Eu lembro que depois foram mais outras quatro oportunidades que ficamos papeando sobre o Estado e a sociedade civil. AG é um homem extremamente inteligente e interdisciplinar no mundo acadêmico. É por isso que eu lembro também que ele dissecava que esse poder social da sociedade civil dependia, por sua vez, da forma como se organizava e como atuava o poder político, tal como ainda se estruturava este último.

AG deixava claro que se o poder político se estrutura verticalmente, hierarquicamente, como uma pirâmide, poucos em cima e muitos na base, sem muitas conexões entre si, então esse poder social da sociedade civil será muito reduzido e as pessoas terão medo de empreender, desconfiarão umas das outras e não farão muitas coisas juntas. E se o poder político atua de modo centralizador e autoritário, se não procura criar condições para a participação coletiva, para que as pessoas possam tomar decisões coletivas democraticamente, então esse poder social da sociedade civil será baixo.

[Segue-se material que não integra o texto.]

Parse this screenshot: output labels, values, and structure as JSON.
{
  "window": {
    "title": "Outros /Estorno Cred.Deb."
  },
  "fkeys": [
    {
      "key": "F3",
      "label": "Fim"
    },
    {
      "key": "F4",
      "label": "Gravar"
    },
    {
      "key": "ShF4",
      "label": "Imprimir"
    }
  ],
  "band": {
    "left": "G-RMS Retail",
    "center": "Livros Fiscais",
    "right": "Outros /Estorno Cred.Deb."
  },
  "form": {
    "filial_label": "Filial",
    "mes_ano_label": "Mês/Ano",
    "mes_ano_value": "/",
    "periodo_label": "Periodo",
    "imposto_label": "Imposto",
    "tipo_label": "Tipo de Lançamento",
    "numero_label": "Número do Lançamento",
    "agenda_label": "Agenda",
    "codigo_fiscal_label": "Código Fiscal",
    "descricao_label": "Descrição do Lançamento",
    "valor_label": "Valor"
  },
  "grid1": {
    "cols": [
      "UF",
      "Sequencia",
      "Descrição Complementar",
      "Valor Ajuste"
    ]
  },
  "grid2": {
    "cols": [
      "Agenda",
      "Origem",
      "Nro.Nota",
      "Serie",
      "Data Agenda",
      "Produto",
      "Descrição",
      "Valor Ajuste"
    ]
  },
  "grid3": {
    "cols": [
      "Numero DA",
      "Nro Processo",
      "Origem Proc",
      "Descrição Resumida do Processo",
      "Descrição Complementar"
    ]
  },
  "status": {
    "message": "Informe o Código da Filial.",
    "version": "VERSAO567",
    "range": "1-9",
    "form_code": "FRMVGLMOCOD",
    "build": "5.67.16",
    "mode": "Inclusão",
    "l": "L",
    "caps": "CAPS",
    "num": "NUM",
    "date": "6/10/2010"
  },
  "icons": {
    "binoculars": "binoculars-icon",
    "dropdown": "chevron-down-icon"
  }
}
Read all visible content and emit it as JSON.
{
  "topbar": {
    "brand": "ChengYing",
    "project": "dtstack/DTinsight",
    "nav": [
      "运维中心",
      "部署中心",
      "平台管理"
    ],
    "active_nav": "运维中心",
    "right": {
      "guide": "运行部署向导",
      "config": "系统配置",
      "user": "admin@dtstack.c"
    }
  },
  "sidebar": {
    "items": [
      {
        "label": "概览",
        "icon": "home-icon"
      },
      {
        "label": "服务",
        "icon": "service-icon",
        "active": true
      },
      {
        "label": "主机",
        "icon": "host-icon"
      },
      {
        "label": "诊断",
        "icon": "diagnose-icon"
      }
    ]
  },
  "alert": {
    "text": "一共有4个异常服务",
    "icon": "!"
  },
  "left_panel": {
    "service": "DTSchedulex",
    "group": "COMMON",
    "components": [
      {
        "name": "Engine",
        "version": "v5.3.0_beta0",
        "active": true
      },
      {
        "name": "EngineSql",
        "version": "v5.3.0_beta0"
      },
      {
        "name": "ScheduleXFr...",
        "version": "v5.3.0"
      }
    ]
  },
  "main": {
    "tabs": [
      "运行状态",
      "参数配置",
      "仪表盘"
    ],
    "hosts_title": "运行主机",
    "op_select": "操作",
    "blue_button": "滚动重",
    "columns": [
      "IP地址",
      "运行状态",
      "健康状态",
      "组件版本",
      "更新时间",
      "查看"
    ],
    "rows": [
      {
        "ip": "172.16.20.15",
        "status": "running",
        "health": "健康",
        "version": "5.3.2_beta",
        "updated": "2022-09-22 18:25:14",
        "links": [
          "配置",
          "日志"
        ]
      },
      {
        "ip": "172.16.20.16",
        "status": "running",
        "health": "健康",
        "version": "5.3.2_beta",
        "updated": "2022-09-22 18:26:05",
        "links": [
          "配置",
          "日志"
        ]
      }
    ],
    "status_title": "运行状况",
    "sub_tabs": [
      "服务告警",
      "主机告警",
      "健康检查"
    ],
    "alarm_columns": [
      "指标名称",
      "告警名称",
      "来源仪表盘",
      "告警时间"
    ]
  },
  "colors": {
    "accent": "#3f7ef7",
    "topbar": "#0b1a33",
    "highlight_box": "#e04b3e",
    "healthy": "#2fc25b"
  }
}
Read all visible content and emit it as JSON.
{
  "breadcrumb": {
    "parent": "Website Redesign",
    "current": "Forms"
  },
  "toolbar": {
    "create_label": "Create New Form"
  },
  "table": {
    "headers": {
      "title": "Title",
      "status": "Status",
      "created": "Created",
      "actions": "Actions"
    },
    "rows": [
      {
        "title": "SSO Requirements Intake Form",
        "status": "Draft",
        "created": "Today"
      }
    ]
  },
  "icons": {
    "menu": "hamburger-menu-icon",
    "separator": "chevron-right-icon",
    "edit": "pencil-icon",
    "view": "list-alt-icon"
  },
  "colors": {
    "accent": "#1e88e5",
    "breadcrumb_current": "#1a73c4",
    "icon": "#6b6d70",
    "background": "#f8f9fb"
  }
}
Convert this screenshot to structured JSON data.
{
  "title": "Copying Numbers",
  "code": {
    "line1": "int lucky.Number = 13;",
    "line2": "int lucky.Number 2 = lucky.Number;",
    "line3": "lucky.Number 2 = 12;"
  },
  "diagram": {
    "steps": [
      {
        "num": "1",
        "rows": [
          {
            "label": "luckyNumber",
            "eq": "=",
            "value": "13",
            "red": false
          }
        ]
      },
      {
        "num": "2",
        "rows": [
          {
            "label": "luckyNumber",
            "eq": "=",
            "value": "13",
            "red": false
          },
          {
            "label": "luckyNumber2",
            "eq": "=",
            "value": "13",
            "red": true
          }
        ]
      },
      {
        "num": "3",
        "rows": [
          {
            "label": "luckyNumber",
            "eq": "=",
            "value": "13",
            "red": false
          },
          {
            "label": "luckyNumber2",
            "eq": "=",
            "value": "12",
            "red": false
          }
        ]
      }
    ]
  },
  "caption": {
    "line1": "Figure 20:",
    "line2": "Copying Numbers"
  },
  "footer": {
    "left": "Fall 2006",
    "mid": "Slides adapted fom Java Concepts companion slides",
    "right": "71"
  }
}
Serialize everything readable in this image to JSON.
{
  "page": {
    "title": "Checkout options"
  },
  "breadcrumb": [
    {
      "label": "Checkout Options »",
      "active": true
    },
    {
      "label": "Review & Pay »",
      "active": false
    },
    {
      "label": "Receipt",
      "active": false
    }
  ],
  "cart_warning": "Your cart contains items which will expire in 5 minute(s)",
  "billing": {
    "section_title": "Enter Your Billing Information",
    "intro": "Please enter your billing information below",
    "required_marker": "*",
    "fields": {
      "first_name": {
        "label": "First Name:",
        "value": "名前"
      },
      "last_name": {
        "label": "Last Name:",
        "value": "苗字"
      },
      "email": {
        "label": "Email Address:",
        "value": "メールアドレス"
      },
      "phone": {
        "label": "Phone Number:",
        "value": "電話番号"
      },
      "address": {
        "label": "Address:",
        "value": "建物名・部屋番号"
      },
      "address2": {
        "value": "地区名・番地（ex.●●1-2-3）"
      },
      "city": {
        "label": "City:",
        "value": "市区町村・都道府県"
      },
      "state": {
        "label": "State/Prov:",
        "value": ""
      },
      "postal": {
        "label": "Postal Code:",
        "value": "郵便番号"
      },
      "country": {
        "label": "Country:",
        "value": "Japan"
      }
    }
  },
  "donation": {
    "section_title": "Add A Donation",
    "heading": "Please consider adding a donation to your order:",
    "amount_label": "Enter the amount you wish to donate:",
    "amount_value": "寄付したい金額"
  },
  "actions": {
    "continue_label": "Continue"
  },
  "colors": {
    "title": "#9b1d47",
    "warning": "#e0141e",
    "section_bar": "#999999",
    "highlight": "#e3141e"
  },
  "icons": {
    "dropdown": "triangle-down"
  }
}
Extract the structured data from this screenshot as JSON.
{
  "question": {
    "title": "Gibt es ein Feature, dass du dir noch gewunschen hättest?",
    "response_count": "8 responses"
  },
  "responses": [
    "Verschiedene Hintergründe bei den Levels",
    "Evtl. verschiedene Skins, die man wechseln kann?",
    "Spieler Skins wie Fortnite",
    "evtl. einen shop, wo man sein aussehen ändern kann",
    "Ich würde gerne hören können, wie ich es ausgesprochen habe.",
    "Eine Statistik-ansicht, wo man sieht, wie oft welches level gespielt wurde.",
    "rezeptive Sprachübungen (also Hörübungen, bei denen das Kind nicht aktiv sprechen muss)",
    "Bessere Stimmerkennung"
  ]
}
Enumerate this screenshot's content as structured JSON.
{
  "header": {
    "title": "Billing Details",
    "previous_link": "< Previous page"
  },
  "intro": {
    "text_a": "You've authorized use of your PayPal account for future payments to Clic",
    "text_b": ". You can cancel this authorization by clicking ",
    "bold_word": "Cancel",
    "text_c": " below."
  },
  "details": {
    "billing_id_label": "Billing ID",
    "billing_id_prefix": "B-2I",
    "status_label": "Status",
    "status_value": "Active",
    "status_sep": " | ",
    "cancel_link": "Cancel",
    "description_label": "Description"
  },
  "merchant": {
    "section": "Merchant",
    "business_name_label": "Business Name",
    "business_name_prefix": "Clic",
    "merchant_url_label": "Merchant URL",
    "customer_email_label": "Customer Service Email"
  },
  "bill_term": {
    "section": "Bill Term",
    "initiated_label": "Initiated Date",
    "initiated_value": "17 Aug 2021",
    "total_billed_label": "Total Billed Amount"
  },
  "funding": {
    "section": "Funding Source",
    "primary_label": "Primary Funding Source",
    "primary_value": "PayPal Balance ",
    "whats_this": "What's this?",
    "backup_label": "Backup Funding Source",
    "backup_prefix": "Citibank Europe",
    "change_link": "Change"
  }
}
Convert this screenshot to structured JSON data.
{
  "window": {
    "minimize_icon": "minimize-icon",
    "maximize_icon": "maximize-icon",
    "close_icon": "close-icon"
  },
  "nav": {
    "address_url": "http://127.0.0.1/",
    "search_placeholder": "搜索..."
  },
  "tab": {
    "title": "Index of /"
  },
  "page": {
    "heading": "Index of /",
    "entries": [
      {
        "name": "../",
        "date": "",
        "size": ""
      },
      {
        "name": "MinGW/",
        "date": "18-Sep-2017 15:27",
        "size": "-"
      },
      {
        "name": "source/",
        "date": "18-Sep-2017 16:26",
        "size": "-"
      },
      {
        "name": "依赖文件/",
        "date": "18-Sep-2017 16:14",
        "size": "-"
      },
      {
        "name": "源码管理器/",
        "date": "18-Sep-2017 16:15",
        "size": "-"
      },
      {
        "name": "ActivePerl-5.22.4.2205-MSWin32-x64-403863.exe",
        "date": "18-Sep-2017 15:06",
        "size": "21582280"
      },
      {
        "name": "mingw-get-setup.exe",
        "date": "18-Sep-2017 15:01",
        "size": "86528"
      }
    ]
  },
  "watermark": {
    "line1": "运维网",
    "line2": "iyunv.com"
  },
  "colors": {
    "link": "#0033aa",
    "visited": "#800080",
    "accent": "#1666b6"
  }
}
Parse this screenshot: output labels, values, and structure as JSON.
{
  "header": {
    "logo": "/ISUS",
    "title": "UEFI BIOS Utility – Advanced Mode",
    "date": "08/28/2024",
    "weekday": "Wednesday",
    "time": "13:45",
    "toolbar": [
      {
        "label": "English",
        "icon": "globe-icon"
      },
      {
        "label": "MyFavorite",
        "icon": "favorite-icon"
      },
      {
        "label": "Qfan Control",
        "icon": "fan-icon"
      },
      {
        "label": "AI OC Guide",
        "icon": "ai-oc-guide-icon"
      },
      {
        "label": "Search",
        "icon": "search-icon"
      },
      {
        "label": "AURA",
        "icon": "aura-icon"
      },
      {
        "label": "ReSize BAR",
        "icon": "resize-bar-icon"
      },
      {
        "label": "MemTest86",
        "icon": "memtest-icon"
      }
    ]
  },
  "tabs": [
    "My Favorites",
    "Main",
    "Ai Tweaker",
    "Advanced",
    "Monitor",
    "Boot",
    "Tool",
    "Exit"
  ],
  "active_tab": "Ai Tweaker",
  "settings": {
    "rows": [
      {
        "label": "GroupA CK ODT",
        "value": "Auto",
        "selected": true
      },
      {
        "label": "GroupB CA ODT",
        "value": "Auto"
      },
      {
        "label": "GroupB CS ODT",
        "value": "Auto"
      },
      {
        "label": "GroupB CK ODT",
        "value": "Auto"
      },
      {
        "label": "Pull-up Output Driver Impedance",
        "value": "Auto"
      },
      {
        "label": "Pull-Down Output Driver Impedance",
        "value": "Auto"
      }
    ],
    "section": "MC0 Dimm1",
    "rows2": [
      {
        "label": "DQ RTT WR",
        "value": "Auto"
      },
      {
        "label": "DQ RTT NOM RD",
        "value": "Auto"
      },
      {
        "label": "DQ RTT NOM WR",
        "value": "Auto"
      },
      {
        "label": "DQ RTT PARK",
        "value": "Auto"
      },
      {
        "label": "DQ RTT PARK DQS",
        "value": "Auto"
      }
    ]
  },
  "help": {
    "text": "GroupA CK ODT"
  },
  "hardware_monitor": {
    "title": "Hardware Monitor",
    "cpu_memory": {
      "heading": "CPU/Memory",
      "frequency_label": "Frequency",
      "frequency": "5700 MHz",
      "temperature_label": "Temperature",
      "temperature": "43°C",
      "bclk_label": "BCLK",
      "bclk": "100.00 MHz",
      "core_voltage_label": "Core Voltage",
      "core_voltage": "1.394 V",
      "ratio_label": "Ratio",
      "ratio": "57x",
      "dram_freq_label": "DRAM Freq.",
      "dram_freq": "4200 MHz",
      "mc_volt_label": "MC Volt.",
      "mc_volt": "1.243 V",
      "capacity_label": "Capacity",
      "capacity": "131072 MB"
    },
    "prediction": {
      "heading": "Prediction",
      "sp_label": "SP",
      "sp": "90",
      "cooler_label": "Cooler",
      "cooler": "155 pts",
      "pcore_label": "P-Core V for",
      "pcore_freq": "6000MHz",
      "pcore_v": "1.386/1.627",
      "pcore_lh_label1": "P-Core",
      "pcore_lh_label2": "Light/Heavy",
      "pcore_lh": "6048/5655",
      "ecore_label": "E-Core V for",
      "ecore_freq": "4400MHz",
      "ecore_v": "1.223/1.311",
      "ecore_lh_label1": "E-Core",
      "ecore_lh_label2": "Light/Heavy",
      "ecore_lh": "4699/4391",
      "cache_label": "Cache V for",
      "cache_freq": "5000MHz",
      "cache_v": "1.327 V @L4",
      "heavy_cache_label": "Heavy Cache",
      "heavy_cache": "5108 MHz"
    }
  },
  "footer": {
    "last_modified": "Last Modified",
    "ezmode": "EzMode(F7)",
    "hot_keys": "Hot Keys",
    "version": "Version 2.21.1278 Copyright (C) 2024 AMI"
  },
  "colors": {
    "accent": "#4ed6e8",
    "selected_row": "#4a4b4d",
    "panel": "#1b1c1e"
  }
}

Foi quando AG criou a ASCOM (Assessoria Comunitária) na Prefeitura Municipal de Belém. E foi dirigida pelo grande comunista Mariano Klautau. Eu relembro, para ser enfático, que nós estávamos num período de arbítrio e que AG era prefeito biônico. Mesmo assim, AG apostou na ousadia democrática e justificou que a criação da ASCOM era porque existiam na época muitas redes sociais – quer dizer, se as pessoas estão conectadas umas às outras e se elas podem ter múltiplos caminhos para estabelecer relações entre si – e, além disso, existiam muitos processos na transição democrática que eram democrático-participativos (do tipo conselhos, fóruns, com a presença de pessoas do governo, das empresas e das organizações da sociedade civil), logo, esse poder social da sociedade civil era alto e precisava que a ASCOM em reciprocidade canalizasse toda essa demanda social.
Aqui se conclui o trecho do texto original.